Information Technology Considerations
Typically in any fraud, the discovery of the fraud itself is the beginning of an emotional rollercoaster ride for the employer. Often the perpetrator is a trusted friend or long time employee and the deception may have been occurring over years and involve substantial amounts of money. In such an emotion charged situation, collecting and preserving electronic data (books and records) is not front of mind. At this point, if at all possible—do not alert the fraudster! As long as the perpetrator isn’t aware that you know, the data is relatively safe. Once they know, they will attempt to delete notes, emails, transaction records, and destroy papers etc. We all remember the famous Enron shredding!
Identifying and preserving electronic data is critical in any fraud investigation. We have all watched a movie or television show where someone like Abby from NCIS, the Forensic specialist, can seemingly recover data in any circumstance. The reality is often not so glamorous and when facing a fraud, the real questions are: Where do you look? What do you collect? How do you collect it and retain the data’s integrity?
Generally, the data required includes accounting data, emails and user documents (Word, Excel, and PDFs etc). A primary focus of any fraud investigation is to determine the quantum of the loss. To do that this requires forensic accountants to access the business’s accounting systems, more often than not, while ‘normal’ business continues.
According to David Caldwell of Forensic IT (a digital forensics, electronic discovery and IT consulting practice) “…the system can often be imaged (forensically copied) and virtualised off site away from the business so that the investigation can take place out of sight. While some accounting systems are simple (MYOB, Quicken etc) some are far more complex. More often we find that online or Cloud accounting systems are being used (think Xero and MYOB Essentials). With these a different approach is needed as the servers or systems the data is stored on, cannot be physically accessed.”

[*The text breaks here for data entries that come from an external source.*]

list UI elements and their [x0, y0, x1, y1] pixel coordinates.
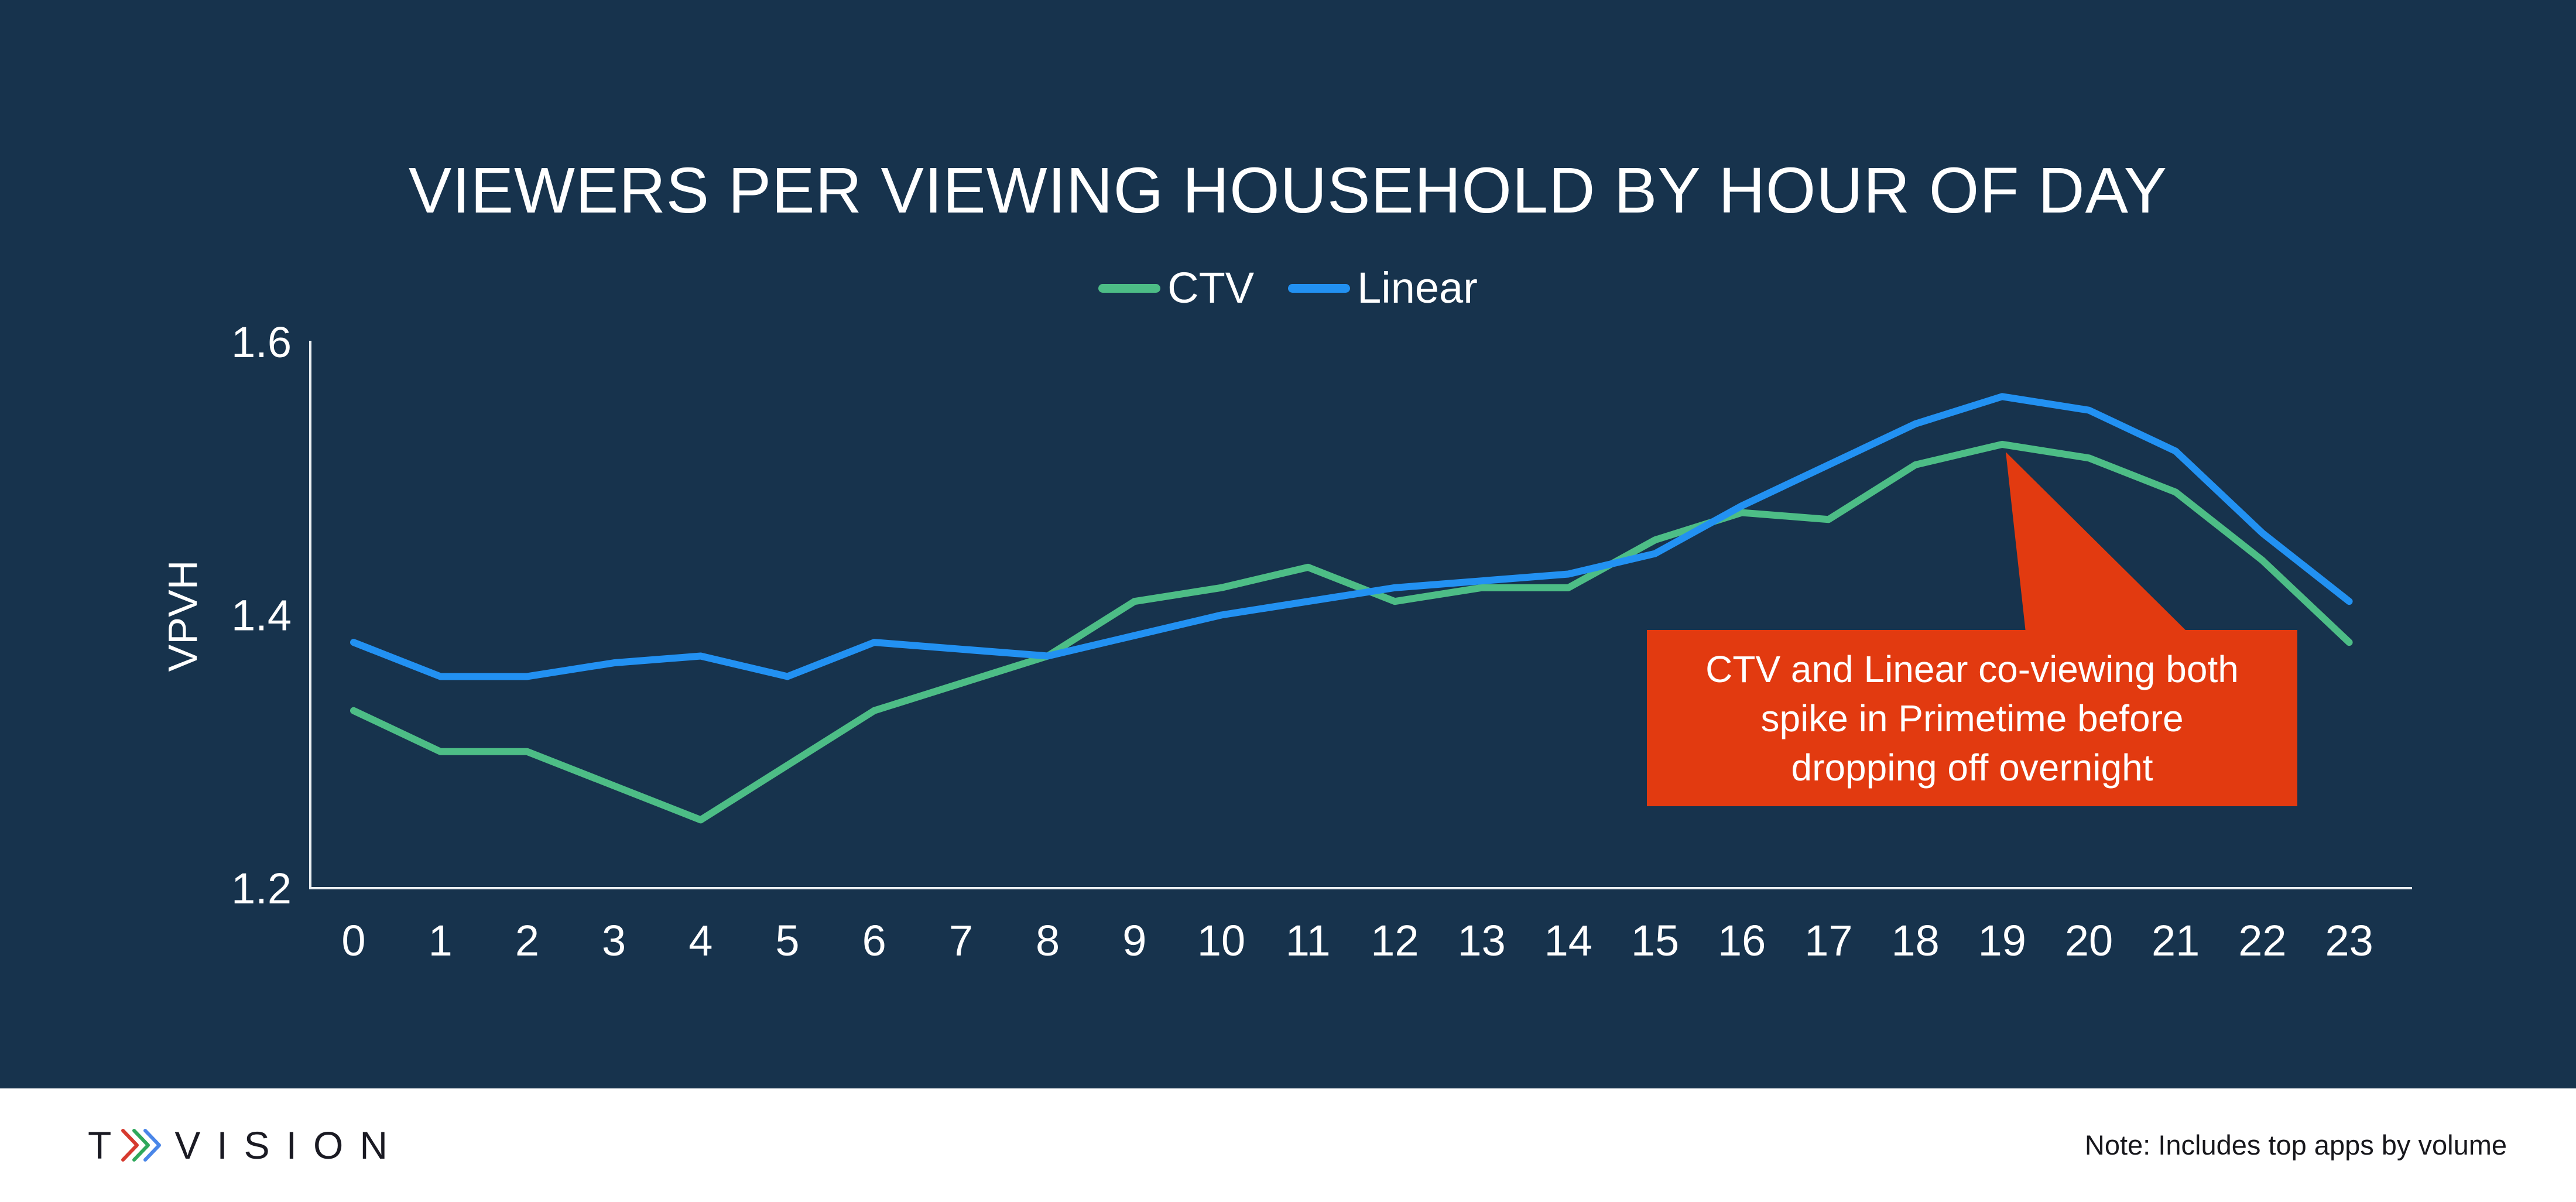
series-line-linear — [350, 393, 2353, 680]
x-tick-label: 10 — [1197, 916, 1245, 965]
x-tick-label: 11 — [1286, 916, 1331, 965]
y-tick-label: 1.4 — [231, 591, 292, 640]
x-tick-label: 15 — [1631, 916, 1679, 965]
logo-word-vision: VISION — [174, 1124, 405, 1167]
chart-title: VIEWERS PER VIEWING HOUSEHOLD BY HOUR OF… — [408, 155, 2168, 227]
logo-chevron-blue — [143, 1129, 162, 1162]
x-tick-label: 20 — [2065, 916, 2113, 965]
x-tick-label: 9 — [1122, 916, 1146, 965]
x-tick-label: 18 — [1891, 916, 1939, 965]
logo-letter-t: T — [88, 1124, 114, 1167]
x-tick-label: 17 — [1804, 916, 1852, 965]
legend: CTV Linear — [0, 266, 2576, 310]
callout-box: CTV and Linear co-viewing both spike in … — [1647, 630, 2297, 806]
y-tick-label: 1.6 — [231, 318, 292, 367]
logo-chevron-green — [132, 1129, 150, 1162]
linear-legend-label: Linear — [1357, 263, 1478, 312]
x-tick-label: 21 — [2152, 916, 2200, 965]
x-tick-label: 3 — [602, 916, 626, 965]
logo-chevron-red — [121, 1129, 139, 1162]
legend-item-linear: Linear — [1288, 266, 1478, 310]
x-tick-label: 22 — [2238, 916, 2286, 965]
x-tick-label: 6 — [862, 916, 886, 965]
x-tick-label: 14 — [1544, 916, 1592, 965]
legend-item-ctv: CTV — [1098, 266, 1254, 310]
ctv-legend-label: CTV — [1167, 263, 1255, 312]
x-tick-label: 12 — [1371, 916, 1419, 965]
callout-arrow — [2006, 452, 2188, 632]
callout-line-2: spike in Primetime before — [1760, 697, 2184, 739]
callout-line-1: CTV and Linear co-viewing both — [1705, 648, 2239, 690]
line-chart: 0 1 2 3 4 5 6 7 8 9 10 11 12 13 14 15 16 17 18 19 20 21 22 231.… — [231, 318, 2412, 965]
x-tick-label: 1 — [429, 916, 453, 965]
footer-note: Note: Includes top apps by volume — [2084, 1129, 2507, 1160]
x-tick-label: 8 — [1036, 916, 1060, 965]
logo-chevrons-icon — [121, 1129, 162, 1162]
callout-line-3: dropping off overnight — [1791, 746, 2153, 789]
x-tick-label: 5 — [775, 916, 799, 965]
x-tick-label: 23 — [2325, 916, 2373, 965]
tvision-logo: T VISION — [88, 1123, 404, 1167]
x-tick-label: 7 — [949, 916, 973, 965]
linear-line-swatch — [1288, 283, 1351, 293]
x-tick-label: 19 — [1978, 916, 2026, 965]
x-tick-label: 0 — [341, 916, 365, 965]
x-tick-label: 4 — [688, 916, 712, 965]
series-line-ctv — [350, 440, 2353, 824]
x-tick-label: 13 — [1457, 916, 1505, 965]
x-tick-label: 16 — [1718, 916, 1766, 965]
ctv-line-swatch — [1098, 283, 1161, 293]
chart-background: VIEWERS PER VIEWING HOUSEHOLD BY HOUR OF… — [0, 0, 2576, 1088]
y-tick-label: 1.2 — [231, 864, 292, 913]
x-tick-label: 2 — [515, 916, 539, 965]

Forensic collection of email is also crucial to ensure that deleted email is captured. Various email configurations can exist including in-house servers, outsourced IT and Cloud services such as Office365. Caldwell also recommends user’s computers are inspected as often email backups and archives are located on the local computer.
It is critical that electronic evidence is professionally collected. Copying the data yourself may not produce desirable results! Proper collection of data protects the entity against fabrication allegations and preserves the chain of evidence that is imperative when pursuing criminal charges. Whether criminal, civil or only for insurance, you must protect yourself by complying with relevant laws and rules. If you don’t, your fraudster may walk off free, leaving you with a substantial hole in your bank account.